Americans And U.S. Persons Abroad Retain Their Obligation To File Annual Tax
Goldilocks And The Three Tax Returns
The second tax season for U.S. tax preparers is coming to a close. The due date for any U.S. person who extended his filing deadline is Oct. 15, just around the corner.
Meaning I’m spending a lot of time these days putting my tax return together.
Friends from other countries don’t understand why Americans living outside the United States have to file tax returns with the IRS. Many of my European friends living in places like Panama, Costa Rica, and Belize don’t file tax returns with any country. They don’t have to file in their adopted countries of residence because they’re living in countries that tax based on jurisdiction. If you earn money in Panama, Costa Rica, or Belize, you pay tax on that money in those countries.
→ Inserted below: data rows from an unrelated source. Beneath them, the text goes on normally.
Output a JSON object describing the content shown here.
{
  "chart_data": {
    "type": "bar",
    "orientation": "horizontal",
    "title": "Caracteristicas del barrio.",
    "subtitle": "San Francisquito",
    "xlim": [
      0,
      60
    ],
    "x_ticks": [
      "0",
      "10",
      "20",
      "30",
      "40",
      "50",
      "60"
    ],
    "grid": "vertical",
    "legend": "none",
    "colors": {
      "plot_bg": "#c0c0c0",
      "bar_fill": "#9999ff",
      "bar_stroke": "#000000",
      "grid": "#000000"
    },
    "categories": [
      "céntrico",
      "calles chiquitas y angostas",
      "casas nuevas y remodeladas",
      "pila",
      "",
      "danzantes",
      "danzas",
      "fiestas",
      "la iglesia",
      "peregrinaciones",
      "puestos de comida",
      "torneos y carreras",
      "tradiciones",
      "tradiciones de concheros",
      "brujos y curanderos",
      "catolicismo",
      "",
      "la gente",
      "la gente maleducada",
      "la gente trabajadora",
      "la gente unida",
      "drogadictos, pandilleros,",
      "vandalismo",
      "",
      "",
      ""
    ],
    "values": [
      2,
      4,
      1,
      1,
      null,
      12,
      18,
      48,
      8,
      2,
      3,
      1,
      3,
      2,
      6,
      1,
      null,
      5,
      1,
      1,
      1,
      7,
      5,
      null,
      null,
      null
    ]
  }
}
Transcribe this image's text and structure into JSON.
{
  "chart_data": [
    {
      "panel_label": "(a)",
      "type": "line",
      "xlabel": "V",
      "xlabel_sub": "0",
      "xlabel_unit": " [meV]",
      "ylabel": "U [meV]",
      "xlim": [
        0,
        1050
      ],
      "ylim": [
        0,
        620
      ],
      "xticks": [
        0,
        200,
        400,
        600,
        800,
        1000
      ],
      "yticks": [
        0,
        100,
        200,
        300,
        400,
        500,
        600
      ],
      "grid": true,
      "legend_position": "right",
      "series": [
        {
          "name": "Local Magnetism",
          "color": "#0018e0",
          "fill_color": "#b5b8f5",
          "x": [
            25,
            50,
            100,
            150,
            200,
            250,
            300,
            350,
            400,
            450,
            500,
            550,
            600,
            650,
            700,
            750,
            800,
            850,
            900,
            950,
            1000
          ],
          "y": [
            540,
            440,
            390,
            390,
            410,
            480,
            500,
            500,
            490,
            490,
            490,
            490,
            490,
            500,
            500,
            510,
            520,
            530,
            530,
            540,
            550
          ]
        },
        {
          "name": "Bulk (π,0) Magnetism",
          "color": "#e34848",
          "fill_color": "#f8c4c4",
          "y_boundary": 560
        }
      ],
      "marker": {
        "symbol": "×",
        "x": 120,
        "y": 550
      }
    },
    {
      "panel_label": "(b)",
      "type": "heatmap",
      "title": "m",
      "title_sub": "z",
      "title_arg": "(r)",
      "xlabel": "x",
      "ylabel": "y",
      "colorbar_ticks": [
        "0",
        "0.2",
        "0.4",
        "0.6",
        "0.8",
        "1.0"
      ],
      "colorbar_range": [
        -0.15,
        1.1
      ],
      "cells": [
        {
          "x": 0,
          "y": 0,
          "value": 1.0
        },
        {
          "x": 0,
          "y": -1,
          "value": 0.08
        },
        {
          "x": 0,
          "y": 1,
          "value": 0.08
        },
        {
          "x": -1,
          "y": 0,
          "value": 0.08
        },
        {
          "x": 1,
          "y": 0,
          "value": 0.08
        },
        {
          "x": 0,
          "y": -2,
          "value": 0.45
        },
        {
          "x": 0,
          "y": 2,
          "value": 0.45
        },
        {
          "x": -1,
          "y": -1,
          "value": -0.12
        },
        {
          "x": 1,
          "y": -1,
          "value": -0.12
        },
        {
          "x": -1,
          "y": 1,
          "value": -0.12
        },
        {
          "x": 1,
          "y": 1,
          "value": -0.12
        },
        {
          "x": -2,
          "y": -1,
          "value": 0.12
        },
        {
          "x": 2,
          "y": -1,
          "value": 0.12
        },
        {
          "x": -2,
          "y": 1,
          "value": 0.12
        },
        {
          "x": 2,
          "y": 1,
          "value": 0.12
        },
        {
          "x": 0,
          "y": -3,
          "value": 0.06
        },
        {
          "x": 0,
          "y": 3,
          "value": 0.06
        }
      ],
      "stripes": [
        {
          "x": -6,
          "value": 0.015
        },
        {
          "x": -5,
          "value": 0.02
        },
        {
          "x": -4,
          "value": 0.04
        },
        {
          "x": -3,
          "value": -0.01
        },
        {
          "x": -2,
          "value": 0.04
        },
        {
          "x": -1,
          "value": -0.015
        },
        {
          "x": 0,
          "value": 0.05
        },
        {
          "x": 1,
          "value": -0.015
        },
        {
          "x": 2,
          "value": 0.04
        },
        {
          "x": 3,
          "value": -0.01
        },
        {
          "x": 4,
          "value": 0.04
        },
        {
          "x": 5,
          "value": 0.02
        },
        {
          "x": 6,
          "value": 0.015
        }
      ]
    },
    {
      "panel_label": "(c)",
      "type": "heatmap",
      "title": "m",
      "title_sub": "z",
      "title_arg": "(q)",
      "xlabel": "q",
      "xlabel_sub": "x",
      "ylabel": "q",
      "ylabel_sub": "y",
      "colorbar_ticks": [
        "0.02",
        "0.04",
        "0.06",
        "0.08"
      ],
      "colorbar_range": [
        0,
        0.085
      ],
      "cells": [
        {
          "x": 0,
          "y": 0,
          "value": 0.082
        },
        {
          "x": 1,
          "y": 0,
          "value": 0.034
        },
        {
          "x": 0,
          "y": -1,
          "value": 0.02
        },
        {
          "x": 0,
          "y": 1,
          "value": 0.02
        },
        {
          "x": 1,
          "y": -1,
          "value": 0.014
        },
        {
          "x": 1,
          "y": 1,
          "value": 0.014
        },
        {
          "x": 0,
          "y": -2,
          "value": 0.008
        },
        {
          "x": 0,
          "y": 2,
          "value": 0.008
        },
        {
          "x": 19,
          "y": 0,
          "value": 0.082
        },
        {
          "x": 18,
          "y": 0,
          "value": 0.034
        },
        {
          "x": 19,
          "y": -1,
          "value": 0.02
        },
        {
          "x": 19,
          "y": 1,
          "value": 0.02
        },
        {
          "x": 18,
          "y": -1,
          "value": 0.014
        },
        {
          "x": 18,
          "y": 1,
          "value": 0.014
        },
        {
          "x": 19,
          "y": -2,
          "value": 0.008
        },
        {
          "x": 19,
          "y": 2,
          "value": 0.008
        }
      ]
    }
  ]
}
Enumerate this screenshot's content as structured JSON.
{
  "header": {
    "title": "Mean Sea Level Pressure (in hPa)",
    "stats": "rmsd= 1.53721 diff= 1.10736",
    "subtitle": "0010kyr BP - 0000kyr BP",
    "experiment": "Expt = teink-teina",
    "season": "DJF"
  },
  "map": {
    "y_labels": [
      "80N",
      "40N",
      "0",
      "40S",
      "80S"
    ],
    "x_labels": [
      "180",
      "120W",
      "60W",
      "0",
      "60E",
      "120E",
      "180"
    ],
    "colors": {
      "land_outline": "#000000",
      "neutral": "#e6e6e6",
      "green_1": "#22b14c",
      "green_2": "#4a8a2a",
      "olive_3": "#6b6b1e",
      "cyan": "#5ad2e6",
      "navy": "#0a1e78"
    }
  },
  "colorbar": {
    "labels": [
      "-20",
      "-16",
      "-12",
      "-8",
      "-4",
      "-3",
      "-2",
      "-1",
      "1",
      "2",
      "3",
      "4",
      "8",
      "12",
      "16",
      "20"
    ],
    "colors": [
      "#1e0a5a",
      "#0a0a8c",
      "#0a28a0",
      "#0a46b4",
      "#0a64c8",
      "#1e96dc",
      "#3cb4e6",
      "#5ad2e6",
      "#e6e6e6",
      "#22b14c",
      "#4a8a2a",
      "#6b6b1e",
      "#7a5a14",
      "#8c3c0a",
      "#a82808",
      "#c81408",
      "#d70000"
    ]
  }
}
Don’t earn anything in that country while you’re living there, and you have no tax obligation, neither to pay nor even to file.
As an aside, my friends in Costa Rica may have to reconsider their situations. The Costa Rican president announced recently that he is planning to propose a bill that would change how Costa Rica taxes residents. He’s suggesting that the country should tax residents on their worldwide income. If this law passes, it’ll be the official end of Costa Rica as an overseas retirement or expat haven. I’ll keep you posted.
Back to my expat friends who don’t pay taxes anywhere…
They don’t owe tax in the countries where they’re resident because they’ve wisely chosen to become residents of countries that only tax money earned in the country. And, thanks to having been born in countries other than the United States, they don’t have to file or pay taxes in their countries of citizenship while living outside them either.
The headache and hassle of carrying a U.S. tax-filing obligation with you wherever you roam as an American abroad is compounded by the fact that most U.S. tax preparers don’t understand the tax rules for Americans living outside the country. The rules aren’t necessarily more complex than other tax rules. The trouble is that very few U.S. tax preparers have any depth of experience preparing expat returns.
Foreign Tax Credits
One common point of confusion has to do with foreign tax credits.
If you are paying taxes in another country on income that may also be taxable in the United States, you can use the foreign tax paid as a deduction against income or a credit against U.S. tax on that income. Whether you are you better off taking the credit or the deduction depends on your situation overall. Most of the time, you’re better off taking the tax credit. However, if you’re using the Foreign Earned Income Exemption to exclude all income earned overseas, you could be better off taking the deduction, especially if you have other taxable income and break the itemized deduction threshold.
Now, all that can come off like enough to make the typical nonresident American run screaming to the nearest H&R Block office for help. Resist. The folks at H&R Block can’t help you. Unfortunately, most U.S. CPAs and tax professionals can’t help you either. They don’t understand the rules surrounding the foreign tax credit any better than you do.
Nor, in fact, do most IRS agents. Frankly, there’s no way any single person could understand all or even most of the IRS tax codes and rules. There are just so many of them. So the IRS has specialists in particular areas who are simply overwhelmed and, again, often not sure of the answers anyway. Call the IRS three times to ask the same question of three different agents, and you’ll likely get three different responses. I’ve tried it.
All three of those answers could be wrong. Or, get this, all three of those different answers could be accurate. The volume of IRS codes, rules, exceptions, and exceptions to exceptions means that there’s no single answer to any even slightly complicated question. The thing is to identify the accurate (that is, legal and compliant) answer that is most advantageous for you.
A few years ago, I agreed to prepare a tax return for a guy (as a favor to a friend) and identified three different ways that the return could be completed. Each way was proper under IRS code. I chose the one that meant the least amount of tax owed and sent it to the guy for him to file.
However, the strategy I had used was not typical. The guy had never encountered it before. After I’d sent him his return, he replied to tell me I’d prepared it “wrong” and to demand that I redo it using the method he was familiar with and had used in the past.
That method was one of the three I had identified, the least favorable of the three.
I took the time to prepare the guy’s return three times over, once my recommended way, once the way he was demanding, and the third way I’d identified. His way he owed the most tax, the third way he owed less tax, and my way he owed less still. I told him to choose whichever return he preferred when filing with the IRS, as all three were acceptable.
I don’t prepare taxes for others anymore except by special request from a friend with a complicated return. I’ve done one of those this year. In this case, I identified a dozen (literally 12) possible iterations, all IRS compliant. In this case, thankfully, my friend didn’t question my recommendation for which of the 12 possible strategies to follow.
My bottom-line interpretation of all of this is that it’s easier all the time to understand why so many Americans overseas are giving up their U.S. citizenship—if for no other reason than to walk away forever from having to prepare U.S. tax returns.
If you haven’t filed your U.S. return yet, you have less than two weeks to get it together. Good luck.